Saturday, November 29, 2003


did you know...
The oldest fountain pen that survives dates to 1702

Lewis Waterman patented the first practical fountain pen in 1884. But the oldest known fountain pen that has survived to date was designed by a French man M. Bion in 1702.

Peregrin Williamson, a Baltimore shoemaker, received the first American patent for a pen in 1809. John Scheffer received a British patent in 1819 for his half quill, half metal pen that he attempted to mass manufacture. John Jacob Parker patented the first self-filling fountain pen in 1831.

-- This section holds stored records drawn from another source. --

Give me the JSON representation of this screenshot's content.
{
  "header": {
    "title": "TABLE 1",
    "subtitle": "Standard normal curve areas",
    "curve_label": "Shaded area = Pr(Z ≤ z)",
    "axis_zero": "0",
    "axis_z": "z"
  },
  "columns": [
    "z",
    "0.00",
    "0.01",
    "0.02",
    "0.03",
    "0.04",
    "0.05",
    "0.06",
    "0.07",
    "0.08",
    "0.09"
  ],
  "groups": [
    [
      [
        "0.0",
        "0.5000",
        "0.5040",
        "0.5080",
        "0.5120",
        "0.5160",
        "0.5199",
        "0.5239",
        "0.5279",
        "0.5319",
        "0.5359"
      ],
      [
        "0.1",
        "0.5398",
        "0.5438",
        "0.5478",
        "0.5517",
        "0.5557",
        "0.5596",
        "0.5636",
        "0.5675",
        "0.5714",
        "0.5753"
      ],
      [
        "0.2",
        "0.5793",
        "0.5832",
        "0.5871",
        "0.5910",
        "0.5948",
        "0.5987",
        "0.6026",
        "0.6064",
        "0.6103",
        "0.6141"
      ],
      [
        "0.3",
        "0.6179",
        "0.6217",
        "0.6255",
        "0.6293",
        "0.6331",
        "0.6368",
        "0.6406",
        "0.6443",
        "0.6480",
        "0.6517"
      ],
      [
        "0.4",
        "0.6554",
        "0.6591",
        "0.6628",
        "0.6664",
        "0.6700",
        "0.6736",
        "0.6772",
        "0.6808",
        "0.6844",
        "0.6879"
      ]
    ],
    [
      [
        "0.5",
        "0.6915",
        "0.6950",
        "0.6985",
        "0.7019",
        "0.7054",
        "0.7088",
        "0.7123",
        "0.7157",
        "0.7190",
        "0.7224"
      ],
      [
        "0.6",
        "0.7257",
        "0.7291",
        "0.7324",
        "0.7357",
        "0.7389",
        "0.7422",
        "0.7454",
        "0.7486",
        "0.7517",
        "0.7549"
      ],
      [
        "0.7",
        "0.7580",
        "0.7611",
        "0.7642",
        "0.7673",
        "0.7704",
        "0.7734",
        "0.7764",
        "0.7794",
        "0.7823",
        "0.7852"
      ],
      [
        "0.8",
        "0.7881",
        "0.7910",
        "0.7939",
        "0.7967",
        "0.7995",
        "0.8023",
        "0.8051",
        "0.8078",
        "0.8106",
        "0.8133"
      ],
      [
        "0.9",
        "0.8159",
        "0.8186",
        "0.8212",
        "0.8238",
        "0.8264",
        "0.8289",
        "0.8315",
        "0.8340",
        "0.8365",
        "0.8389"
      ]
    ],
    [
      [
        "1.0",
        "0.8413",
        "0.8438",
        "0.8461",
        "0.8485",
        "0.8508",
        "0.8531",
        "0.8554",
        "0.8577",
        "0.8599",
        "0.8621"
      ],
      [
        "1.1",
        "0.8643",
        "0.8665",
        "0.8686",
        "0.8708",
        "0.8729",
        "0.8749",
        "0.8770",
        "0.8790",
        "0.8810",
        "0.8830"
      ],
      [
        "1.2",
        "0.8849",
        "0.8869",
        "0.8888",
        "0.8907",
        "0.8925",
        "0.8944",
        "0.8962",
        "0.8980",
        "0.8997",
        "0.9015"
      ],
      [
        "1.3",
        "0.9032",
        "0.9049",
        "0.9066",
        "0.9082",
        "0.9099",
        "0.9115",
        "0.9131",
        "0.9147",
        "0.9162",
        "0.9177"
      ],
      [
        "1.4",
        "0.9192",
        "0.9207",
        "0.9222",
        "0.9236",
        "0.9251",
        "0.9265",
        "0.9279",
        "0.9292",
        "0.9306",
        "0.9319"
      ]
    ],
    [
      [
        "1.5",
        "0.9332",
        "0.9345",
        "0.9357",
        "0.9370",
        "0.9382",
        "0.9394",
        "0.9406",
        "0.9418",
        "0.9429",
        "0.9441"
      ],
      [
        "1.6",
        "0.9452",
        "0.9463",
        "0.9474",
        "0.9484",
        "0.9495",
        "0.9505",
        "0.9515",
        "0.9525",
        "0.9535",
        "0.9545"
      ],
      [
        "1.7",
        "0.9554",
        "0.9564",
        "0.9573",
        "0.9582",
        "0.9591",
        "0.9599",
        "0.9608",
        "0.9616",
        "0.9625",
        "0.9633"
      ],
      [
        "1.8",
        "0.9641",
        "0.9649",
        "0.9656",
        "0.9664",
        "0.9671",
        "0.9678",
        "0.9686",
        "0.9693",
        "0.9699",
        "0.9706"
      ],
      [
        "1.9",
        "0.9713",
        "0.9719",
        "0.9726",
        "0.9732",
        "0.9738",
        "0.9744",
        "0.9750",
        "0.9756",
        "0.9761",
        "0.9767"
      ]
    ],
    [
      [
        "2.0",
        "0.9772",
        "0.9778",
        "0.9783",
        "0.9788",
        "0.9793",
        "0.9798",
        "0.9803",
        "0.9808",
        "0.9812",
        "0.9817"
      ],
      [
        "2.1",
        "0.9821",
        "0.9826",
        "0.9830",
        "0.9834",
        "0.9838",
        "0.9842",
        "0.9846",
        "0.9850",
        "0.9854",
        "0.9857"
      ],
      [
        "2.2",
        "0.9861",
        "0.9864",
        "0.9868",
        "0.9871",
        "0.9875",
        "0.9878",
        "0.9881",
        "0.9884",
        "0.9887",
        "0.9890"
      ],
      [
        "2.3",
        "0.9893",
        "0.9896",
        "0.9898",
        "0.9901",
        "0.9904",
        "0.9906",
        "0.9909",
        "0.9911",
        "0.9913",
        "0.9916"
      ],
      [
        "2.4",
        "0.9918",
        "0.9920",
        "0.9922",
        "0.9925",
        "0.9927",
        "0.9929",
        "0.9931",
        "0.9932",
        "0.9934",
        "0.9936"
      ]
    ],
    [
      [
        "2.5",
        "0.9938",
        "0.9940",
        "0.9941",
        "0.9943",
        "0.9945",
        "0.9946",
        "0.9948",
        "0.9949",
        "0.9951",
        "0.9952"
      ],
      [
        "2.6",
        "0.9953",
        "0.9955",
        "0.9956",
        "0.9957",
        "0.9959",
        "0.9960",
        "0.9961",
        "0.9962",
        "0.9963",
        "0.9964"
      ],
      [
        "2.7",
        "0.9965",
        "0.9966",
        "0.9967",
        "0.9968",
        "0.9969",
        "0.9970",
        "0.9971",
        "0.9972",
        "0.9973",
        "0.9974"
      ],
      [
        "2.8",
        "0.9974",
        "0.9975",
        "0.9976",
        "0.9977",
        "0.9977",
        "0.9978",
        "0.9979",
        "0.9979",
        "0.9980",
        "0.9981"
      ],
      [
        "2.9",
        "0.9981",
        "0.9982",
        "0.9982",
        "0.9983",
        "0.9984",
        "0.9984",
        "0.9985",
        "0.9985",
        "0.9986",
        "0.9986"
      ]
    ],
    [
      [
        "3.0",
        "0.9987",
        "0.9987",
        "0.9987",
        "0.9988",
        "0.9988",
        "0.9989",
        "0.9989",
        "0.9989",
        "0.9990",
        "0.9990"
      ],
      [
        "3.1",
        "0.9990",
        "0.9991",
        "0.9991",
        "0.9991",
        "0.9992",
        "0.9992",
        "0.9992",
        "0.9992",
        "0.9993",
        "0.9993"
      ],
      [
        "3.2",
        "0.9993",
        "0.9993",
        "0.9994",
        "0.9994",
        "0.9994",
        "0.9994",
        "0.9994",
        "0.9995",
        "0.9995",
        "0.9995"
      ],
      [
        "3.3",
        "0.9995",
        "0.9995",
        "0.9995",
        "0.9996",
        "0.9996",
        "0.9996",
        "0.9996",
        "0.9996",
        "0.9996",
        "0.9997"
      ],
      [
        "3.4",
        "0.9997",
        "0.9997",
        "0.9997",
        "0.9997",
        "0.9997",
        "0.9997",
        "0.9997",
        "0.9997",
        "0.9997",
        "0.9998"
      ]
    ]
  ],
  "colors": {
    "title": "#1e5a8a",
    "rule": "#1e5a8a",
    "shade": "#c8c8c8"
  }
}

The earliest 19th-century pens used an eyedropper for filling ink. By 1915, most pens had switched to having a self-filling soft and flexible rubber sac as an ink reservoir. The button filler type of fountain pen was patented in 1905 and first offered by the Parker Pen Co. in 1913 . Walter Sheaffer patented the lever filler type of fountain pen in 1908. The W.A. Sheaffer Pen Company of Fort Madison, Iowa, introduced this pen in 1912. Its design became the winning design for the next 40 years. The button filler was the second most favoured design. Roy Conklin of Toledo commercially produced the click filler, which was at first called the crescent filler. The matchstick filler was introduced around 1910 by the Weidlich Company.

The coin filler was developed by Lewis Waterman. There are nine standard nib sizes, and three different nib-tip cuts: straight, oblique and italic. The early inks caused steel nibs to quickly corrode while gold nibs did not corrode. Iridium used on the very tip of the nib replaced gold because gold was too soft.

Each nib wore down according to each owner's style of writing. People did not loan their fountain pens to anyone else for that reason.